We were welcomed warmly by Laurence, seated and offered the menus. Linda ordered a Coupe de Champagne Bruno Paillard Brut Réserve. I ordered L’Apéritif Maison « Le Spritz Orange, » bitter orange with crémant, refreshing and festive.
The hors d’œuvre was eggplant-olive caviar with little toasts.
There were two three-course menus proposed at 28€ and 48€. There is an extensive à la carte selection from which we chose and a blackboard with the day’s specials.
This blend of five different red wine grapes from the northern slopes of the nearby Var had good regional flavour without being harsh.
The amuse-gueule was a little bowl of foamy soupe de cabillaud and minced chicken with truffles.
Linda’s first course was
Ravioles de Gambas, Coulis de Crustacé à l’Huile d’Argan.
The two large ravioli with shrimp were enhanced by the foamy seafood broth. Excellent.
My starter was
Salade de Poulpes Servie Tiède, Pomme de Terre, Crevette et Citron
The dish was served quite hot, more like a soup than a salad. It was all okay, although there was a bit too much lime juice for my taste. When I ordered the dish, I had assumed that the octopus would be grilled for a salad, not poached as it was.
Linda’s main course was
Ris de Veau rôti clouté à la Truffe, polenta aux Olives et Tomates séchées
The sweetbreads were moist and nicely enhanced by the truffled sauce. The polenta had an interesting texture and olive-tomato flavor.

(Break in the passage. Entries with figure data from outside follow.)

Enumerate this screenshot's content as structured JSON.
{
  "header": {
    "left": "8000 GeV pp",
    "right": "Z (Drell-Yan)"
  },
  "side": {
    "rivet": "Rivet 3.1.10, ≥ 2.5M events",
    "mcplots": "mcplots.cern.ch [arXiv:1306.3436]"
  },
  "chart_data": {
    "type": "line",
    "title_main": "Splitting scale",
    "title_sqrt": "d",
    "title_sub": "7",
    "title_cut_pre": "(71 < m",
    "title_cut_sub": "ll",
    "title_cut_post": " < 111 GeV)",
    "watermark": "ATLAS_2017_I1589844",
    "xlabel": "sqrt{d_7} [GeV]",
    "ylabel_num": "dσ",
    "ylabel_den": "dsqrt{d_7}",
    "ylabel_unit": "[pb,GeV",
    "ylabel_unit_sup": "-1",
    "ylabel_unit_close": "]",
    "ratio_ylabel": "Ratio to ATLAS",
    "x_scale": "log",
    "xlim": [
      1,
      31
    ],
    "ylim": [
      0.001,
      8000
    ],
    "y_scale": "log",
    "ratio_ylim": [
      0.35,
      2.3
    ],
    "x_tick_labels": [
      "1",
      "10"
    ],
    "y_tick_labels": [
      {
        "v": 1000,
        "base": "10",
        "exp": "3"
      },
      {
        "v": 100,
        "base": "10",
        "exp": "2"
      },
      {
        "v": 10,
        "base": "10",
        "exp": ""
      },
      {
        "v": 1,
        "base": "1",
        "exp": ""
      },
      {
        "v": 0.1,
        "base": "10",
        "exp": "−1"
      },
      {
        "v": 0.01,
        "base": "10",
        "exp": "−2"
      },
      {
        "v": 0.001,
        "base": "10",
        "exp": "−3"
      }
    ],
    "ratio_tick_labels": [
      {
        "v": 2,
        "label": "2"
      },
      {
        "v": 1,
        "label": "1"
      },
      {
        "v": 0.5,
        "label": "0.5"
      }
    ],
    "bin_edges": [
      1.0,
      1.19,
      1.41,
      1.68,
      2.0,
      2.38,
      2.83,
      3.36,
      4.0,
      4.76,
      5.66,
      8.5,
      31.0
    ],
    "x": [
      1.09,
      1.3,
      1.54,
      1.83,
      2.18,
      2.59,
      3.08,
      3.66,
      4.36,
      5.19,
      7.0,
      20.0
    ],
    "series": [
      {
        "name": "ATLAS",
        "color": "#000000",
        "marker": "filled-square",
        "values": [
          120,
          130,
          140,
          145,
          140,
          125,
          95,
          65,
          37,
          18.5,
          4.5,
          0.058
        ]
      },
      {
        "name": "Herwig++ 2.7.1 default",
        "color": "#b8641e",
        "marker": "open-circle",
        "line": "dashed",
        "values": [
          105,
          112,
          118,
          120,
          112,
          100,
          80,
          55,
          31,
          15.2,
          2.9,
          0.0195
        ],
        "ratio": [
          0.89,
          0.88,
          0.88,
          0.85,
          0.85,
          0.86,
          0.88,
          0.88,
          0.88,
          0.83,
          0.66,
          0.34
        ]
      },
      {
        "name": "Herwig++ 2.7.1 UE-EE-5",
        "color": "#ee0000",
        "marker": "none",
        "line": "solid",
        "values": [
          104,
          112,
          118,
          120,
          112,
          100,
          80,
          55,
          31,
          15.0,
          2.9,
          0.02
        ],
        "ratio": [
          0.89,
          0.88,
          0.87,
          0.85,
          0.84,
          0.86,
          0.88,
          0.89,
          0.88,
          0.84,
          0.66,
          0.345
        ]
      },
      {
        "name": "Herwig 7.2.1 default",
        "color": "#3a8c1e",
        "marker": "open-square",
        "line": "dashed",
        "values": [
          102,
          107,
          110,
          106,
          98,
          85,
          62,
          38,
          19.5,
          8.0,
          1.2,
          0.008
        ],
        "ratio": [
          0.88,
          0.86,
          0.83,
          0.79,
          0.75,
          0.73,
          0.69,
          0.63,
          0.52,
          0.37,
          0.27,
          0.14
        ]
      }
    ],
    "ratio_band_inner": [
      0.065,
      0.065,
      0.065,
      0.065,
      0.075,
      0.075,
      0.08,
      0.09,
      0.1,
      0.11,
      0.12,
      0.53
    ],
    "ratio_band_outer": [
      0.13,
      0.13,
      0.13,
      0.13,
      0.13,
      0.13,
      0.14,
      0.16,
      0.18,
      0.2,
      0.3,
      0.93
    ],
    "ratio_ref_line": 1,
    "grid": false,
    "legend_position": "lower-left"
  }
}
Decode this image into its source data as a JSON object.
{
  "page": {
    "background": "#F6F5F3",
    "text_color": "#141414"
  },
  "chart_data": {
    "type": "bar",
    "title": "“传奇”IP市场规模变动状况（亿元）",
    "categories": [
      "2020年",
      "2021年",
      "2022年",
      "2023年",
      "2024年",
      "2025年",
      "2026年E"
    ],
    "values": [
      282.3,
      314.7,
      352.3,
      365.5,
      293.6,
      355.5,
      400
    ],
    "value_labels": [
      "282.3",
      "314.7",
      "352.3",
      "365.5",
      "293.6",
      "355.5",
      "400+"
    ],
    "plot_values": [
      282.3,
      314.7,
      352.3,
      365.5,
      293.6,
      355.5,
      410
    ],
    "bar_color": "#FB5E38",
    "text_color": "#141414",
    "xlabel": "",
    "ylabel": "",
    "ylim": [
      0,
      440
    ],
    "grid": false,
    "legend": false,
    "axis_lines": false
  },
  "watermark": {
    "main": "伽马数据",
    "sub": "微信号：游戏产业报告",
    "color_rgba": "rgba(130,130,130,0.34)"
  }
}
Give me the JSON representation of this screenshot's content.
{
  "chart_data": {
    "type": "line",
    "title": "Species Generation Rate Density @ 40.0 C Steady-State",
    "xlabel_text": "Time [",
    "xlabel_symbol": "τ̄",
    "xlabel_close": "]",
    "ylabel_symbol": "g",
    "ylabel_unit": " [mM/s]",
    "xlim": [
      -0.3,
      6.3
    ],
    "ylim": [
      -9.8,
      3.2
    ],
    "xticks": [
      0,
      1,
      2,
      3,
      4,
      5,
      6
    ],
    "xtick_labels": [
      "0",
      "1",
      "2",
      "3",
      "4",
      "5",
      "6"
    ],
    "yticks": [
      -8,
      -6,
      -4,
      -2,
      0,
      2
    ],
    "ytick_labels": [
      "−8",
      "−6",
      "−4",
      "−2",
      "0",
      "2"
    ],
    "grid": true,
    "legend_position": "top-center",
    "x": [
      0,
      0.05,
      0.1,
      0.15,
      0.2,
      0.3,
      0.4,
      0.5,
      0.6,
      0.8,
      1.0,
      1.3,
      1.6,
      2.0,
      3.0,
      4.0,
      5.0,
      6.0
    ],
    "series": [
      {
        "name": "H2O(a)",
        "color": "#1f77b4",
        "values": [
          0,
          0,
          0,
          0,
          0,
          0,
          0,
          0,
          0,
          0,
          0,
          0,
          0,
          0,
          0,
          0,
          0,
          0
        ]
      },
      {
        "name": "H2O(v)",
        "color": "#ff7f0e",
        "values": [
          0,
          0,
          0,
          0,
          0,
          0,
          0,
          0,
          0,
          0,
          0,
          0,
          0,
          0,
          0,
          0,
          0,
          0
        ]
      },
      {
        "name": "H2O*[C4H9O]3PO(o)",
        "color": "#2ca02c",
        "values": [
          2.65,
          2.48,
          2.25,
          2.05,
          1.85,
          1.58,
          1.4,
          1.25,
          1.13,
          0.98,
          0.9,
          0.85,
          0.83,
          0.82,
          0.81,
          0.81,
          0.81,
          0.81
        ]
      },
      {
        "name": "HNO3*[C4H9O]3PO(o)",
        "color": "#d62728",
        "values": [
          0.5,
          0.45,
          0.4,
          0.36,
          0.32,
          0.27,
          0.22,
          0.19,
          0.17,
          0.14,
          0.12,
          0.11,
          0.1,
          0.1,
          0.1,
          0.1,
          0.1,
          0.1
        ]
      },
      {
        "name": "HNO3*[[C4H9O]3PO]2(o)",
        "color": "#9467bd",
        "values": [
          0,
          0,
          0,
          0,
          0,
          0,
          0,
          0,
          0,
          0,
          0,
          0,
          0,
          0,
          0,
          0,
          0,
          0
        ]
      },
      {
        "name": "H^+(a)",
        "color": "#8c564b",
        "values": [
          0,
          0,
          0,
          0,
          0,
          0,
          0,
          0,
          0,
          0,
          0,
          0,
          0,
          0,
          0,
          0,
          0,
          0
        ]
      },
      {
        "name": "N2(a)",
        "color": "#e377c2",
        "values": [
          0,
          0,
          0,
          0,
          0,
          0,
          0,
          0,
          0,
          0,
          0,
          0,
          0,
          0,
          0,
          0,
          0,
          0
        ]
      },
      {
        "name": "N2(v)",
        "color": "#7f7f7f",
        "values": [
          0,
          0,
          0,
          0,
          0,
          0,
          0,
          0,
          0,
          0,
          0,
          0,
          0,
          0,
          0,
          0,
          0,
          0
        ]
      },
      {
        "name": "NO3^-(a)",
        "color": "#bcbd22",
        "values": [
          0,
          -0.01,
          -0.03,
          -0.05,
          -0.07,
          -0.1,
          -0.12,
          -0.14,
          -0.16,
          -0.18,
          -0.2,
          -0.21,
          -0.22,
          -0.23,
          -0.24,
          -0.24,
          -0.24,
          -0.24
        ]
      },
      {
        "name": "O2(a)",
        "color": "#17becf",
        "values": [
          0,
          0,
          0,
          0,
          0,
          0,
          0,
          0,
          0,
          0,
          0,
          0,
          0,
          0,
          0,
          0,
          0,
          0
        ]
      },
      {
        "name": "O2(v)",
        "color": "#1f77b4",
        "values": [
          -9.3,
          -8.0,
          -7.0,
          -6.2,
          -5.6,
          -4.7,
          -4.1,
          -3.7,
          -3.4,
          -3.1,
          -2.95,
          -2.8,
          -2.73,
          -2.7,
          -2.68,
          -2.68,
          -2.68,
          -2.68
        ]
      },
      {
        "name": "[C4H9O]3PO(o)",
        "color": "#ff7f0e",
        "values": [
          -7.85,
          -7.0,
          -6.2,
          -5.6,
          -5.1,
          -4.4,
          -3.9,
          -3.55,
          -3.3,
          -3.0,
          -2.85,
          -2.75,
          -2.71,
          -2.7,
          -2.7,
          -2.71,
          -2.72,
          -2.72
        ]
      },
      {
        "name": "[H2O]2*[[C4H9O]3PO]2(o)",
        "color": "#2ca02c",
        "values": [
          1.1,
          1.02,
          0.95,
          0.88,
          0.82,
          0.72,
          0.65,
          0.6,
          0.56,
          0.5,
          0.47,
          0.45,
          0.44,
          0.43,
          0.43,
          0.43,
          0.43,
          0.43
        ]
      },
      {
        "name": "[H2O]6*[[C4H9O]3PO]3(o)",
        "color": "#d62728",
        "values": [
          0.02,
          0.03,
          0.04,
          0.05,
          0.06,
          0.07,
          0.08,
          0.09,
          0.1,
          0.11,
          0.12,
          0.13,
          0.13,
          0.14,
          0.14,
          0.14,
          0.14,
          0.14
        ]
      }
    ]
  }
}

Filet de Bœuf, Gratin Dauphinois et légumes vertes, sauce Béarnaise
The quality of the beef was excellent. The gratin, the sauce and the vegetables were all okay, but didn’t show me any special talent.
We skipped dessert and enjoyed the little plate of good mignardises.
The almond tiles were amazingly light.
There are nine tables with 24 seats. There are three cooking in the kitchen and a dining room staff of two. The menu shows ten starters, four fish courses, plus La Bouillabisse de Ma Façon and four more fish on the Suggestions du Jour, four meats, plus Le Lièvre à la Royale, a cheese tray and an extensive dessert menu, including hot desserts to order at the start of the meal. This is very ambitious for such a small restaurant. It is not easy to maintain fresh ingredients and expert cooking skills for such a variety of offerings.
We were the second table to arrive and the first to leave. The pace of our meal was fine, but I wonder how it went later on. Most of the tables were in the holiday spirit on this late December evening and probably wouldn’t be bothered by a slow pace but that will not usually be true. While we were there, quite a few walk-ins were turned away as reservations had already filled the restaurant. Le Bistro Gourmand is in an interesting location between the city’s two main tourist zones: Old Nice and the Place Masséna, although there were no tourists the evening we were there. It is close to the city hall and undoubtedly will pick up the kind of Nice notables business that goes to the mediocre La Petite Maison nearby. Unfortunately, neither tourists nor the city hall crowd are the type of clientèle which inspires chefs to high standards.